The most brilliant and frightening aspect of Jeff Nichols' film is the way in which he both realistically tells a very fantastical tale and fantastically tells a very realistic tale. This is due in no small part to Nichols mostly un-showy direction but also due in very large part to the work of Michael Shannon who, if the movie gods are just, will land an Oscar nomination in three months time. He's always been a little off-kilter, such as in his pretty good 2006 film "Bug" with Ashley Judd that actually shares some things in common with "Take Shelter." Heck, even in Michael Bay's "Pearl Harbor" monstrosity he managed to inject a little off-kilterness into the proceedings simply by being himself. Here he carefully crafts a character that quite obviously is not right and is a little frightened that he's not right but not the sort of person who wants to alarm anyone that he's not right (he spends a great deal of time apologizing for any odd behavior) because he's not entirely sure why he's not right even though all the while he seems rather certain the fact that he's not right might just be a very real harbinger of something ominous on the figurative horizon. You're never quite as alarmed by his descent as you would ordinarily be in such a movie because he manages to convince you it's all in his head and he knows it's all in his head until it's not all in his head and he unleashes a scene of terror so authentic you momentarily feel as if you're in the room with him (and them).


Chastain, who spent most of Terrence Malick's "The Tree Of Life" merely being sumptuously framed, is his equal. As opposed to merely being the Suffering and/or Supportive Spouse she comes across as both but in a very real way, disturbed and confused by her husband's actions, angered by his strange decisions, but willing to stick it out and offer help because she genuinely loves him.

The third act is blistering, approaching over the top but avoiding it, and packed with a couple reversals that are shattering because momentarily the film seems headed for an open-ending before taking a switchback and opting for another open ending when it briefly seemed it might be headed for something else entirely. Two older ladies exiting the theater in front of me were quite audibly debating it and both hit on different interpretations. Then they asked me what I thought and I offered what I had concluded while watching the credits roll: You could read it a dozen different ways.

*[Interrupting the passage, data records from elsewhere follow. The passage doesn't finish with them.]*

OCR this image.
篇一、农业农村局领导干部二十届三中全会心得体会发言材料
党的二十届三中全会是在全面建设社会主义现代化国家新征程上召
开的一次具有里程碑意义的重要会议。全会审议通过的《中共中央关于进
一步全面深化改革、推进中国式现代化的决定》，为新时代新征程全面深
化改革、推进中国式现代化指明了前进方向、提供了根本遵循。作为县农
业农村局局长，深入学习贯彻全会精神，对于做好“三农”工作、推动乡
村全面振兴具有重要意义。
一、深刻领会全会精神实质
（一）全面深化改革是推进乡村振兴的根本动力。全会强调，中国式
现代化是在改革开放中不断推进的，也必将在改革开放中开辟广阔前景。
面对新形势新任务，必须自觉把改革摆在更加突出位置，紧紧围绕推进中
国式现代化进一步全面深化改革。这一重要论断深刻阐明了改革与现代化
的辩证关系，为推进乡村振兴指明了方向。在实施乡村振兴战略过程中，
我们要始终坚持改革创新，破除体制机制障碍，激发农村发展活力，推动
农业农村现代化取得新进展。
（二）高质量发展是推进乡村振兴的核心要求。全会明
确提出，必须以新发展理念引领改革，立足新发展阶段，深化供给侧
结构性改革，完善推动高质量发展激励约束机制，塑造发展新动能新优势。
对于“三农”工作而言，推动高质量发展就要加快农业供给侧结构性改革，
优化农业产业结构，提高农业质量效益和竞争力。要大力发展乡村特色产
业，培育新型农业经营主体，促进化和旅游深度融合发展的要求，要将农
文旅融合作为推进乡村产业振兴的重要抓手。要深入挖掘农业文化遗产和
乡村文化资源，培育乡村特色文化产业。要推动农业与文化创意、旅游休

Maybe that's what it's like to have schizophrenia. Maybe Christopher Walken in "Blast From The Past" wasn't as much a kook as he seemed. Maybe one of these days Harold Camping will get the date right.

4 comments:

Castor said...

Can't wait to see this but I'm not really in the mood to drive 20 miles to see it. I will eagerly wait for the DVD though!

Nick Prigge said...

That would be a very, very somber 20 mile drive home, that's all I know.

Anonymous said...

I love the third act of the film more than the admittedly sleepy first and second. That's when he confronts his fears. That's where the audience gets their reward for sticking through.

Nick Prigge said...

Exactly. It is a reward. I like movies that trust their audiences to be patient. Not that I personally found the first two acts boring, I felt they had enough of that below-the-surface/you-know-bad-stuff-is-coming dread to maintain my interest.